One nice thing that I learned was the connection to Kingman’s earlier work on characterizing random measures via non-homogeneous Poisson processes. Kingman has been popping up all over the place in my reading, from urn processes to exchangeable partition processes (also known as paintbox processes). When I get back to SD, it will be back to the classics for me!
Cool. Kingman’s never come up for me, I’ll have to check him out.
What applications were you impressed by?
I’ve always felt the complex Bayesian stuff was much stronger in the data-poor regimes than in the data rich ones. I think that’s more of an empirical statement than a theoretical one. I feel like I rarely if ever see sample complexity bounds in the Bayesian framework, possibly because the algorithms are too complex?

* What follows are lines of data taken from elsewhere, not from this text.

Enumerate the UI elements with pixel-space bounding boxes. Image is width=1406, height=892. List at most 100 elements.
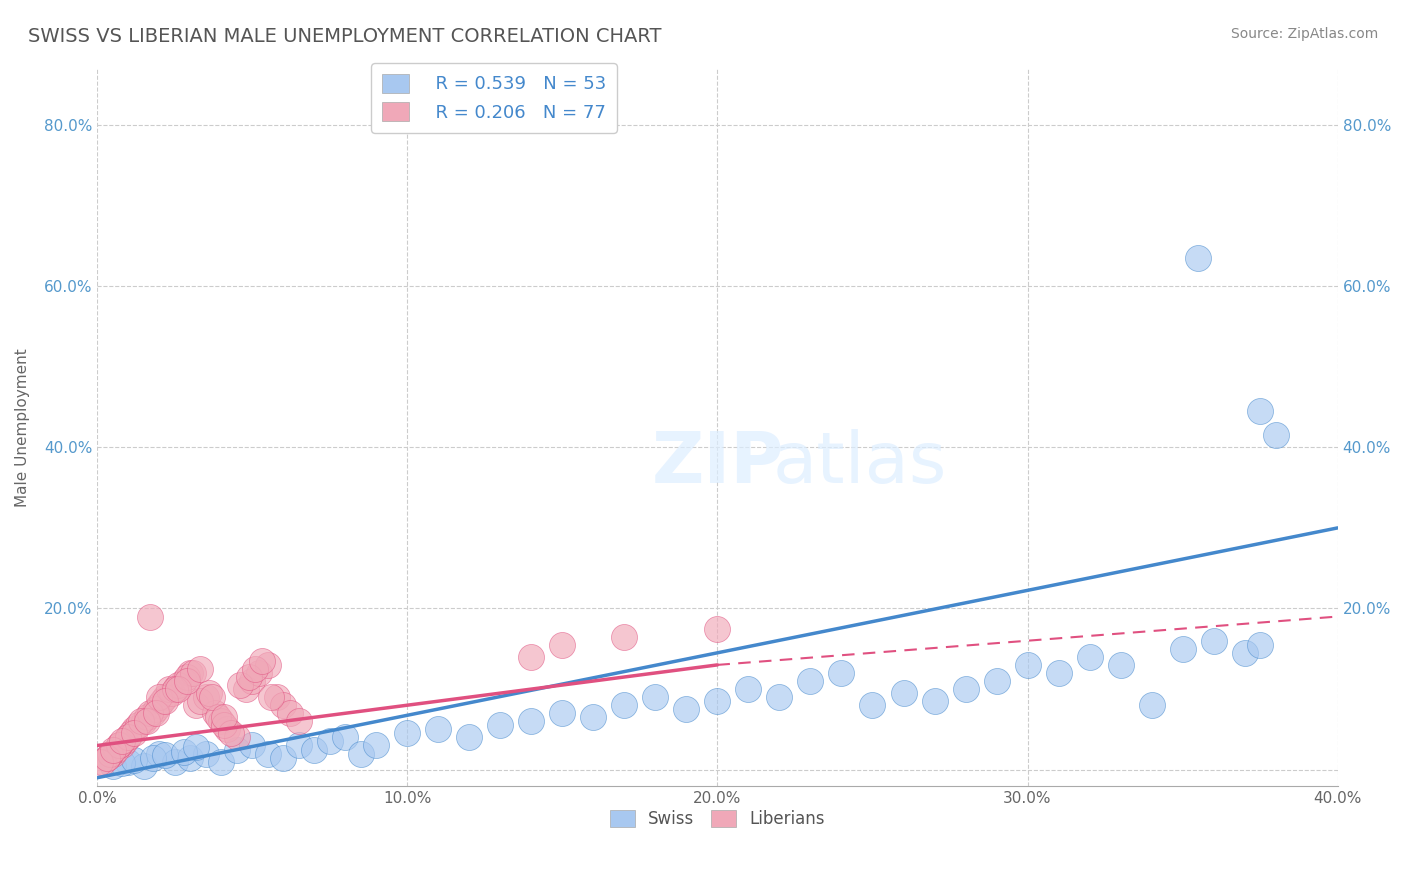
Point bbox=[148, 747, 170, 761]
Point bbox=[238, 670, 260, 684]
Point bbox=[207, 710, 229, 724]
Point bbox=[240, 739, 263, 753]
Point bbox=[551, 706, 574, 721]
Point bbox=[155, 694, 177, 708]
Point bbox=[150, 694, 173, 708]
Point bbox=[893, 686, 915, 700]
Text: atlas: atlas bbox=[773, 428, 948, 498]
Legend: Swiss, Liberians: Swiss, Liberians bbox=[603, 804, 832, 835]
Point bbox=[1202, 633, 1225, 648]
Point bbox=[186, 740, 208, 755]
Point bbox=[135, 714, 157, 729]
Point bbox=[247, 665, 270, 680]
Point bbox=[271, 698, 294, 713]
Point bbox=[1140, 698, 1163, 713]
Point bbox=[737, 682, 759, 697]
Point bbox=[124, 723, 146, 737]
Point bbox=[1187, 251, 1209, 265]
Point bbox=[194, 690, 217, 705]
Point bbox=[520, 714, 543, 729]
Point bbox=[335, 731, 357, 745]
Point bbox=[201, 690, 224, 705]
Point bbox=[706, 622, 728, 636]
Point bbox=[225, 742, 247, 756]
Point bbox=[319, 734, 342, 748]
Point bbox=[644, 690, 666, 705]
Point bbox=[142, 706, 165, 721]
Point bbox=[830, 665, 852, 680]
Point bbox=[132, 714, 155, 729]
Point bbox=[176, 670, 198, 684]
Point bbox=[186, 698, 208, 713]
Point bbox=[582, 710, 605, 724]
Point bbox=[862, 698, 884, 713]
Point bbox=[1249, 404, 1271, 418]
Point bbox=[188, 694, 211, 708]
Point bbox=[266, 690, 288, 705]
Text: ZIP: ZIP bbox=[651, 428, 783, 498]
Point bbox=[986, 673, 1008, 688]
Point bbox=[142, 750, 165, 764]
Point bbox=[260, 690, 283, 705]
Point bbox=[135, 710, 157, 724]
Point bbox=[489, 718, 512, 732]
Point bbox=[145, 702, 167, 716]
Point bbox=[167, 682, 190, 697]
Point bbox=[250, 654, 273, 668]
Point bbox=[93, 755, 115, 769]
Point bbox=[219, 726, 242, 740]
Point bbox=[111, 739, 134, 753]
Point bbox=[1249, 638, 1271, 652]
Point bbox=[167, 678, 190, 692]
Point bbox=[396, 726, 419, 740]
Point bbox=[225, 731, 247, 745]
Point bbox=[458, 731, 481, 745]
Point bbox=[173, 673, 195, 688]
Point bbox=[132, 758, 155, 772]
Point bbox=[271, 750, 294, 764]
Point bbox=[256, 657, 278, 672]
Point bbox=[214, 710, 236, 724]
Point bbox=[1017, 657, 1039, 672]
Point bbox=[706, 694, 728, 708]
Point bbox=[114, 734, 136, 748]
Point bbox=[155, 748, 177, 763]
Point bbox=[520, 649, 543, 664]
Point bbox=[194, 747, 217, 761]
Point bbox=[1233, 646, 1256, 660]
Point bbox=[148, 690, 170, 705]
Point bbox=[127, 718, 149, 732]
Point bbox=[145, 706, 167, 721]
Point bbox=[304, 742, 326, 756]
Point bbox=[163, 755, 186, 769]
Point bbox=[188, 662, 211, 676]
Point bbox=[209, 755, 232, 769]
Y-axis label: Male Unemployment: Male Unemployment bbox=[15, 348, 30, 507]
Point bbox=[924, 694, 946, 708]
Text: Source: ZipAtlas.com: Source: ZipAtlas.com bbox=[1230, 27, 1378, 41]
Point bbox=[108, 739, 131, 753]
Point bbox=[98, 747, 121, 761]
Point bbox=[1047, 665, 1070, 680]
Point bbox=[120, 726, 142, 740]
Point bbox=[101, 758, 124, 772]
Point bbox=[101, 747, 124, 761]
Point bbox=[350, 747, 373, 761]
Point bbox=[183, 665, 205, 680]
Point bbox=[768, 690, 790, 705]
Point bbox=[179, 750, 201, 764]
Point bbox=[799, 673, 821, 688]
Point bbox=[209, 714, 232, 729]
Point bbox=[1171, 641, 1194, 656]
Point bbox=[288, 739, 311, 753]
Point bbox=[198, 686, 221, 700]
Point bbox=[108, 739, 131, 753]
Point bbox=[129, 714, 152, 729]
Point bbox=[104, 742, 127, 756]
Point bbox=[613, 698, 636, 713]
Point bbox=[551, 638, 574, 652]
Point bbox=[117, 731, 139, 745]
Point bbox=[117, 731, 139, 745]
Point bbox=[240, 673, 263, 688]
Point bbox=[111, 734, 134, 748]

Note that you’re almost always training via Monte Carlo, so not only do you not know how good the best fit is going to be as a function of how much data you have [because the model’s complex], you usually can’t even tell how close what you’ve got is to the best fit for the data you have [because your optimization problem is #P-complete or something].
In practice, these hierarchial Bayesian models feel quite slow to train, which I view as at least something of a problem, although they have gotten much faster.
He had some work on speaker diarization and protein folding that were pretty great (at least from the plots he showed).
See, the intuition I have is that hierarchical Bayesian methods have a gazillion parameters and so require lots of data, but then are better at finding structure when they do have lots of data. But I haven’t seen (probably because I’m a n00b) a quantification of that idea, or a quantification of something that says the opposite.
Too much to read, too little time.
Wow! Sounds like a great talk. I’ll ask you for more details when you get back to SD.